In the past decade, the Modi government has systematically sought to control every sphere of education — be it autonomous institutions like the NCERT, the UGC, the NTA, or even institutions of eminence such as the IIT, the IIM, and the FTII, among others. Universities, which are the fountainheads of idealism and dissent have been turned into mini-war zones where freedom of academics, researchers, and students have been mercilessly clamped upon by appointing mediocre acolytes from the Sangh parivar. No Indian university figures in the top 100 universities, globally.

The BJP, in its arrogance and hurry to control every institution, sought to colourise education, and then privatise it. Privatisation is good if done under proper regulation, but the BJP even failed to implement that. Private universities, often owned by either politicians or big corporations, are forced to navigate the hurdles of excessive regulation by the State. Manufacturers are not able to hire skilled workers. About 83 per cent of those skilled under the much-hyped ‘Skill India Mission’ did not get any placement. Even though almost 10 million graduates pass out every year, 42.3 per cent of graduates under the age of 25 years remain unemployed.

The 2024 Lok Sabha elections did not make a government, it made an Opposition.
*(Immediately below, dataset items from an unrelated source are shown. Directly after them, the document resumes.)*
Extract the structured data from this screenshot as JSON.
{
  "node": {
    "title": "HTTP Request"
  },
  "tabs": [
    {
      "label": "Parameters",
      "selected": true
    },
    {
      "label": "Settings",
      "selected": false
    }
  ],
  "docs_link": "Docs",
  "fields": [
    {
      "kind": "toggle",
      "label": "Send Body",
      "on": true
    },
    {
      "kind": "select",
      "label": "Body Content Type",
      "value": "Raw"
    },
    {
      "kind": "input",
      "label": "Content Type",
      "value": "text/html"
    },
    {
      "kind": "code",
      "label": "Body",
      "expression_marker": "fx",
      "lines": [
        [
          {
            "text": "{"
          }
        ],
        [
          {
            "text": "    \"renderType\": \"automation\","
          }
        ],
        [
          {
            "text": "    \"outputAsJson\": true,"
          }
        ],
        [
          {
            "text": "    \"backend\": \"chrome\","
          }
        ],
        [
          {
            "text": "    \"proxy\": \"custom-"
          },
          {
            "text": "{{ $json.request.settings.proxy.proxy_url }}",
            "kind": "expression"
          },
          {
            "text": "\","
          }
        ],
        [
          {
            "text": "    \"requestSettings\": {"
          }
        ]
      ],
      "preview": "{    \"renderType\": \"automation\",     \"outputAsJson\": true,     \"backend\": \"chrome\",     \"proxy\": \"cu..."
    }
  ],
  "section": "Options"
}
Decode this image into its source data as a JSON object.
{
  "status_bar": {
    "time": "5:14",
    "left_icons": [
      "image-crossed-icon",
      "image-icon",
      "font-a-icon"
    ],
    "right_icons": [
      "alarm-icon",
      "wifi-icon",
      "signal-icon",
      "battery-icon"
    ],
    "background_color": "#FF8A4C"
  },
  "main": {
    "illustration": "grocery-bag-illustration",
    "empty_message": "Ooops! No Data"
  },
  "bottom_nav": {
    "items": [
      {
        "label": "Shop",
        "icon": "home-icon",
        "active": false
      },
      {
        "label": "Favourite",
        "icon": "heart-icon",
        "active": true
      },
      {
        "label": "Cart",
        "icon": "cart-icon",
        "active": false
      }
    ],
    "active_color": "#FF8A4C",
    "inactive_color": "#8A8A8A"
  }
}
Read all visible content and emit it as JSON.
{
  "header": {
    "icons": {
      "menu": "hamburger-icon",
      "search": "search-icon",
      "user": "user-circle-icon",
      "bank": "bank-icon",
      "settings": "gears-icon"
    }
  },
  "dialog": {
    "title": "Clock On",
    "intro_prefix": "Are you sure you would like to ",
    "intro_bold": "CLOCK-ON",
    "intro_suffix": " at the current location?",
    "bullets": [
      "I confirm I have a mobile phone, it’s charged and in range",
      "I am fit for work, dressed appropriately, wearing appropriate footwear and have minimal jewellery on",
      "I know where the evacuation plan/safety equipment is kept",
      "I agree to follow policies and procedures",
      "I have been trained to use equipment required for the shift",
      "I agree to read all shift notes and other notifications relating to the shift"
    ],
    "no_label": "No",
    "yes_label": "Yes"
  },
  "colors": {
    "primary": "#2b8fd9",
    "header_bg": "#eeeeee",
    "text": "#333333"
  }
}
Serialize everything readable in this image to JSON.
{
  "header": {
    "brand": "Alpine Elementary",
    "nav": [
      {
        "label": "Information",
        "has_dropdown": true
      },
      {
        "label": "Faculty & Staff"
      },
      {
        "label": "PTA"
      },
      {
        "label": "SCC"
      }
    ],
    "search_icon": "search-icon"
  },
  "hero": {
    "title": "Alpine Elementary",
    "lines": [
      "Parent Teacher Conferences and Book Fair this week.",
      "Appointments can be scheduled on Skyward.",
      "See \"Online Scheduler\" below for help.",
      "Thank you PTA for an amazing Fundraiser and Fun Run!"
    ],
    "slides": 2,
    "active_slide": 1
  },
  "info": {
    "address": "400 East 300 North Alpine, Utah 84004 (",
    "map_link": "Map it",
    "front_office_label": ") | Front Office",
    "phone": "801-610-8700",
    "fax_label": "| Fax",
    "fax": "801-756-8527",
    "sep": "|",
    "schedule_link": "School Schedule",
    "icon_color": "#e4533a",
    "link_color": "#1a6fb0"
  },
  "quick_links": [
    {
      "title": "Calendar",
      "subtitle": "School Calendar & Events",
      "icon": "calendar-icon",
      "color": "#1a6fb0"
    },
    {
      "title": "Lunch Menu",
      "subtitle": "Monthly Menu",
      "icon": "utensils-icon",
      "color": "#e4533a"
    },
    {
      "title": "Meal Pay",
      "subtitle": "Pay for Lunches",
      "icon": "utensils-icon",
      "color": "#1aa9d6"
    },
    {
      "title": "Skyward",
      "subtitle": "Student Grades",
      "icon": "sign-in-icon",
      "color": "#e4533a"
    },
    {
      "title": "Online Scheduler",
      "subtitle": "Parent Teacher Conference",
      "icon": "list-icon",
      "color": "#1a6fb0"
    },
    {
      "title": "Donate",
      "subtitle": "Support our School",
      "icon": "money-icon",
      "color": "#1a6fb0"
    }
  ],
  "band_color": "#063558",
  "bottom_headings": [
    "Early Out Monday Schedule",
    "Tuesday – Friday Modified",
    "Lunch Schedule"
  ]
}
Now that the BJP’s political capital has severely diminished, its insecurity to control institutions must also be curtailed. The I.N.D.I.A. bloc, led by the Congress, has a significant part to play. Only then will our education and recruitment systems witness meaningful reforms.

(Rachit Seth is founder, Policy Briefcase, and works with the Congress.)

Disclaimer: The views expressed above are the author's own. They do not necessarily reflect the views of DH.